Among the better-known trails slated for closure are Hey Joe Canyon and Day Canyon Point, both of which are Easter Jeep Safari spots; Ten Mile Canyon, a popular side-by-side trail; Mineral Bottom Road, which leads to a series of beautiful dispersed campsites at the edge of Canyonlands National Park; and a number of lookouts over the Green River along Labyrinth Canyon. The BLM points out the plan still keeps over 90% of Easter Jeep trails open, but many off-road advocacy groups see it as a disaster that will start pushing them out of Moab entirely.
"There’s no other way to say this. This travel plan is the worst defeat motorized recreation has suffered in decades. SUWA won. Moab is lost. Almost every major trail west of Moab is closed," Patrick McKay of Colorado Off-Road Trail Defenders wrote on Facebook. The Blue Ribbon Coalition, a national group dedicated to preserving trail access, called it "the worst plan possible for public access to the area" in a lengthy blog post laying out its own plan to fight back with legal challenges, aggressive lobbying, and community involvement. It also points out that its not just off-roaders who will suffer, as a number of campsites, mountain bike trails, and access roads to hiking trailheads will be closed.
“There was a decent amount of route density in the Labyrinth Rims and Gemini Bridges area to where there was a good balance of all recreation uses,” Blue Ribbon Coalition President Ben Burr told The Salt Lake Tribune. “Now, they’ve tilted in favor of hurting a lot of recreation users.”
Environmental groups including the Southern Utah Wilderness Alliance say the plan is necessary to protect the delicate ecosystem, especially the sensitive riparian zones along the Green River, which have deteriorated as off-road recreation increased in the last decade. The new map will close nearly half of all legal water crossings in the area and significantly reduce the number of trails that get within 100 yards of a stream or river. “This is an opportunity for the BLM to finally get it right, to balance management and to actually protect the river corridor and those side canyons,” SUWA attorney Laura Peterson said to Deseret News. Right now, another activist told the paper, it's basically a "free-for-all."

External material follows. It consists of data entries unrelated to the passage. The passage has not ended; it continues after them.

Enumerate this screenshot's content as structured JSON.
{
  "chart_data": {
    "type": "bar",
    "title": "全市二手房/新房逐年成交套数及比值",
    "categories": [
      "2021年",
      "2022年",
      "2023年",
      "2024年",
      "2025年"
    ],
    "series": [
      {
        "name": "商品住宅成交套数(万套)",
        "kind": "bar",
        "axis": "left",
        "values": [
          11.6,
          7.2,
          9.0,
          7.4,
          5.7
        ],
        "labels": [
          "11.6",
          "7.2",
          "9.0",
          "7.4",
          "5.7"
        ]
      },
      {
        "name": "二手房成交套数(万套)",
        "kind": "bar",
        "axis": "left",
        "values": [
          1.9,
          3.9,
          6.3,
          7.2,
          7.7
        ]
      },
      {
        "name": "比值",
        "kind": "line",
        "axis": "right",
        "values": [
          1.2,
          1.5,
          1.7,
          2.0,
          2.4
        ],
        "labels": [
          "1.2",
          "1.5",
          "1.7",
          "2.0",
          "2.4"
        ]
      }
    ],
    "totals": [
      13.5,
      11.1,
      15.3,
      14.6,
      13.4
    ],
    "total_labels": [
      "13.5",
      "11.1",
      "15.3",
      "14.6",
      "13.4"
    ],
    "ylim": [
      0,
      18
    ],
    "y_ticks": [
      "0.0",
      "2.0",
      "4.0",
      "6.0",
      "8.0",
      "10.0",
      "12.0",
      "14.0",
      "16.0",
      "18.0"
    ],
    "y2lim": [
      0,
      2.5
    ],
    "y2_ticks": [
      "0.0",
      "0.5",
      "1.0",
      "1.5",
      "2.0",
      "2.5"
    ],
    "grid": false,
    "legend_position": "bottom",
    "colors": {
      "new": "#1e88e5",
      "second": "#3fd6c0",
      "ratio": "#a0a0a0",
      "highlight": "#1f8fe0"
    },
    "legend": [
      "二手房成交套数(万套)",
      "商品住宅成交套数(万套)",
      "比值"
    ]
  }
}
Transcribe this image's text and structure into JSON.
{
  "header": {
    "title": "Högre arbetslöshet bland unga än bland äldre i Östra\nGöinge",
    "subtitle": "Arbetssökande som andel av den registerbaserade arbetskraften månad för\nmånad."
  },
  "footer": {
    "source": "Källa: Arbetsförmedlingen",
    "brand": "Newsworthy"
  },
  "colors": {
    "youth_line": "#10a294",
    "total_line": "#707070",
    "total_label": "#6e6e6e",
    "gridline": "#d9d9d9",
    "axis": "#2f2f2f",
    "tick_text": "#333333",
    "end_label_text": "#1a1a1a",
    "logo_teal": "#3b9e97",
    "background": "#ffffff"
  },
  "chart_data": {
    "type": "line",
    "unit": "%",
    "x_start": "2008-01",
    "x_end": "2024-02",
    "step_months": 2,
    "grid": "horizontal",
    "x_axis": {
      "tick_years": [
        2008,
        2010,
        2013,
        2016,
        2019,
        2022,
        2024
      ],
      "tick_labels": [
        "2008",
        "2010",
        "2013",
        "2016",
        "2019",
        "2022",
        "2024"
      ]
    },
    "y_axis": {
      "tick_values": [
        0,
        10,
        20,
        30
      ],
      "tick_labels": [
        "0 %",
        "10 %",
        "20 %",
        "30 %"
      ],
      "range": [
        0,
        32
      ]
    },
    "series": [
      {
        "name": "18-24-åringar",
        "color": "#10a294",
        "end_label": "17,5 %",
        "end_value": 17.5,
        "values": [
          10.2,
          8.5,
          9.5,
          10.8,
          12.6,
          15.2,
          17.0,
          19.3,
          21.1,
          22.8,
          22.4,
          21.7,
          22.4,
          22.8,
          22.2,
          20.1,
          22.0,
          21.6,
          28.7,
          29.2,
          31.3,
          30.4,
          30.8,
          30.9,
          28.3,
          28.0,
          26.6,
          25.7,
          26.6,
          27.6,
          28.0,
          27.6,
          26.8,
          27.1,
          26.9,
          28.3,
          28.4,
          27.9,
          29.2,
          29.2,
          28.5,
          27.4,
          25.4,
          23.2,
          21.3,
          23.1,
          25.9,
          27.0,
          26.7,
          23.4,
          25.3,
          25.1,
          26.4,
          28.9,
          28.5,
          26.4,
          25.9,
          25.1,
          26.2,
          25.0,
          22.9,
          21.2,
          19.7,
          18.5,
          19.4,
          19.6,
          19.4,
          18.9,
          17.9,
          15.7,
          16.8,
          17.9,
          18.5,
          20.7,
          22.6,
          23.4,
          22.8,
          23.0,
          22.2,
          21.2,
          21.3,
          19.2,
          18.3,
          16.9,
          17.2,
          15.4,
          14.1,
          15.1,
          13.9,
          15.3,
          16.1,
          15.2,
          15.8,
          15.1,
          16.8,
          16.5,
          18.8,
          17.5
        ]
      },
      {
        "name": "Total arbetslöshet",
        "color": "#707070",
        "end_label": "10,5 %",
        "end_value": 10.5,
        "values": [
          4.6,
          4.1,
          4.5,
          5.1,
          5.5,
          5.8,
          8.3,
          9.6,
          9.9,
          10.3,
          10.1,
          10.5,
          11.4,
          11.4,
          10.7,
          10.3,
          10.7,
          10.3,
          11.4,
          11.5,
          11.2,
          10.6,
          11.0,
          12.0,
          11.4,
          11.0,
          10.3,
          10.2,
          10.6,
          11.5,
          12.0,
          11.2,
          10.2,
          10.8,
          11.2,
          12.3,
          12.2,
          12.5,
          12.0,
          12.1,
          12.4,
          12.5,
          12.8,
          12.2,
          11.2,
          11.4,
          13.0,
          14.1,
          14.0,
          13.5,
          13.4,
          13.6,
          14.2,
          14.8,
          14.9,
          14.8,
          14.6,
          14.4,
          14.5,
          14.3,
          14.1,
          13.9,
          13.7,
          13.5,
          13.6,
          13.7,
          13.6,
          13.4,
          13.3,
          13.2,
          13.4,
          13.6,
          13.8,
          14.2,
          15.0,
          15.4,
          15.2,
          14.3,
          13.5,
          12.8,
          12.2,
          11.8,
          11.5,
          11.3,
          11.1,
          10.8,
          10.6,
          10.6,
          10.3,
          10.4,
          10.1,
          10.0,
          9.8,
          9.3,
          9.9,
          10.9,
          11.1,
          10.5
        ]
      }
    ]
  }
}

The BLM released its decision on September 28, starting a 30-day countdown for the closures to legally take effect after this Saturday. It's unclear how and when the BLM might start enforcement, though unless the planned legal challenges produces a stay, you can expect access to start being restricted with physical barricades or other means before long.
This is only the third of 11 areas whose general access and off-road vehicle use will be reworked by the BLM as part of the 2017 settlement. Still left to modify include the Henry Mountains Travel Management Area, Trail Canyon, San Rafael Swell, and more. The regions in question make up more than 6 million acres of BLM-managed land across southern and eastern Utah.